Capturing the value of its innovation can be a challenge, however. “It is sometimes difficult for us to understand what is the commercialisable piece,” says the centre’s CEO Riin Ehin.
This is a wider problem affecting the country’s fledgling biotech sector as a whole – and one that Enterprise Estonia, the country’s industrial development agency, is working on. Its biotechnology programme has published an international tender, seeking expert input to bolster the 'biobusiness' skills of both existing and future entrepreneurs.
“We want to improve our knowledge on how to build up our IP management strategy,” says Olavi Otepalu, manager of the Estonian Biotechnology Programme.

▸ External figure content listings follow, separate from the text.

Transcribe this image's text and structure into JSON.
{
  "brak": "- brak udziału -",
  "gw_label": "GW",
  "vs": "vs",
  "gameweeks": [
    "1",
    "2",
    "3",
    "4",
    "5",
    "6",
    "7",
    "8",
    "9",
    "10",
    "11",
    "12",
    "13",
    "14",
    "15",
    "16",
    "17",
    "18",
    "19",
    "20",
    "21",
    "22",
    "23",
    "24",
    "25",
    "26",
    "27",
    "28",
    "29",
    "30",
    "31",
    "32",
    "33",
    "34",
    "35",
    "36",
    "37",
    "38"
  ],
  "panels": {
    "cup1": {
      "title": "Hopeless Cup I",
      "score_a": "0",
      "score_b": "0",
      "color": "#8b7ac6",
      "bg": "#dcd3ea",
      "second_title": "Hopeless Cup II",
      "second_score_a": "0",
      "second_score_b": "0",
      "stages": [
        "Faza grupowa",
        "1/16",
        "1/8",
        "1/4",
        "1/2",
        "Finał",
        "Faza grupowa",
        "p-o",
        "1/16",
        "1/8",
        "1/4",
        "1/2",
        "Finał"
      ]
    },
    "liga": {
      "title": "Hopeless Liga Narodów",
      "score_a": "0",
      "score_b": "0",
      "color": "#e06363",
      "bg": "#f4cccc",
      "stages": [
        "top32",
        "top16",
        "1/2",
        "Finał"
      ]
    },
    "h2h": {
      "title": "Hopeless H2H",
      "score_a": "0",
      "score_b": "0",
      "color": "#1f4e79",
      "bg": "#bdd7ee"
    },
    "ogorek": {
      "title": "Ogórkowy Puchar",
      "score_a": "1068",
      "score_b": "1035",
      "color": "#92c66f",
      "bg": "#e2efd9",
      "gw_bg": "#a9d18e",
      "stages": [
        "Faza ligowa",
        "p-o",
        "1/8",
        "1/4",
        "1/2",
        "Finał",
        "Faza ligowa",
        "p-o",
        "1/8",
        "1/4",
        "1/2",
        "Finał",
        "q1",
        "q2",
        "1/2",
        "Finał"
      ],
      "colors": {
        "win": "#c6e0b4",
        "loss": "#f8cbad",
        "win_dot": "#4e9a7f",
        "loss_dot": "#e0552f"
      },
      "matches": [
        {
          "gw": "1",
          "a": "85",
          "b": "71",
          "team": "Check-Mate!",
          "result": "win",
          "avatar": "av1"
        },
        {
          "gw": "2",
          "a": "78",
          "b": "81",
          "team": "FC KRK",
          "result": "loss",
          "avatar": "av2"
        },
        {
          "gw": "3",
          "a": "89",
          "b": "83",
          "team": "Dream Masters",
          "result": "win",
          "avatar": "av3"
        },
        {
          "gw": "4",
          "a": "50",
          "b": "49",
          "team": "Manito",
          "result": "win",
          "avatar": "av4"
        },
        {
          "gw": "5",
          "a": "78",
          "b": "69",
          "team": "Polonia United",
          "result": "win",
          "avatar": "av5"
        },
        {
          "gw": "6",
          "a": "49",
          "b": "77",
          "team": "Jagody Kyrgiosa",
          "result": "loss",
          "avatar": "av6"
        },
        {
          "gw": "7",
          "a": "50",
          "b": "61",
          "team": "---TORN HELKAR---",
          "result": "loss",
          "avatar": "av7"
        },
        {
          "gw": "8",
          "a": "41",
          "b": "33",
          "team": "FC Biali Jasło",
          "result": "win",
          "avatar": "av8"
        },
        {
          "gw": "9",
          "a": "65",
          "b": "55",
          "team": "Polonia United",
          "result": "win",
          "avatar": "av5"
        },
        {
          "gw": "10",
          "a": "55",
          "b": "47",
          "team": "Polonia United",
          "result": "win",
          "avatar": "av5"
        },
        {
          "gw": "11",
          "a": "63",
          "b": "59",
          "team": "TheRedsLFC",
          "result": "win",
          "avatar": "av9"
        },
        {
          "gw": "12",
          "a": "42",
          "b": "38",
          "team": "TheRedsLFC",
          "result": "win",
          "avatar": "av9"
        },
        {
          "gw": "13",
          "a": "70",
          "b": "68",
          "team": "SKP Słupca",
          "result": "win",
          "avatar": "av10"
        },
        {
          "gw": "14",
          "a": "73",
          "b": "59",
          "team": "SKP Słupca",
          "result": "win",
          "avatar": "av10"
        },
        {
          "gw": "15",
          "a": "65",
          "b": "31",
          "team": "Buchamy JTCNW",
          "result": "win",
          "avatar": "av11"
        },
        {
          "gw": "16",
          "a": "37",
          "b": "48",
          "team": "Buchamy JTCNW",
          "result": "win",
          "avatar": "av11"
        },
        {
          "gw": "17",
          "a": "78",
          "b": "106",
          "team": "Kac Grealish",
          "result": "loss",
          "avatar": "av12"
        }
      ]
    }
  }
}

Improving sales and marketing capabilities, or “how to open the doors of big pharma” will also be part of the brief.
Emerging biotech champions
While Estonia’s efforts to develop a biotech sector remain early stage, the country’s links with Scandinavia are bearing fruit, and two of the more ambitious commercial biotechnology initiatives in the country have a strong Scandinavian connection.
One is FIT Biotech, a company developing a vaccine against HIV. Although headquartered in Tampere in Finland, FIT Biotech’s R&D takes place in Tartu, where its chief scientific officer Mart Ustav is located. The company came to prominence earlier this year, when it published promising data from a Phase IIa clinical trial of its HIV vaccine, FIT-06, in South Africa.
The vaccine led to a decline in the amount of virus in the blood and there was an increase in T-cell count, indicating the immune system had been activated by the vaccine to attack the virus. “There was a clear statistical difference from the placebo group,” says senior scientist Rein Sikut.
Ustav is also professor of virology at the University of Tartu, where he developed FIT Biotech’s proprietary plasmid vector system, which is used to deliver the vaccine to the immune system. Work at the Tartu site is generally about two to three years ahead of clinical development. “We are now improving the current vaccine – we are adding new components,” says Sikut. Further trials, in collaboration with Imperial College London, are in the offing. “The ultimate goal is to develop a good preventive vaccine,” Sikut says.
The second champion of Estonia’s emerging biotech sector is Celecure, which is based in Tallinn. The company has a connection with the Karolinska Institutet in Stockholm, where the company’s co-founder Priit Kogerman, now at TUT, carried out post-doctoral research on a receptor called CD44, which has a number of roles in cell-to-cell interactions, cell adhesion and cell migration. In cancer CD44 has apparently contradictory roles: it promotes metastasis or cancer spreading, while inhibiting angiogenesis or the formation of new blood vessels, a process that is essential to tumour growth.
Celecure has developed a fragment of CD44, called SB101, which retains only the receptor’s desirable activity of preventing the formation of blood vessels. It offers a new way of inhibiting angiogenesis, a commonly used strategy in cancer drug development. The company has been cooperating closely with prospective pharmaceutical partners, who have helped to guide preclinical research by providing feedback on progress. “We have, from the beginning, taken a very market-oriented approach to development,” says Celecure’s CEO Tarmo Kivi.
SB101 is still over a year from entering the clinic, however, and Celecure has had to shelve other programs in order to preserve its cash. The company has benefitted directly from Skype’s success. Ambient Sound Investments, a €100 million fund established by Skype’s four founding engineers, invested €1.6 million in 2007. But the present funding environment is difficult. “In the last couple of years it’s been very difficult to find new investment, so we've had to manage with what we have,” Kivi says.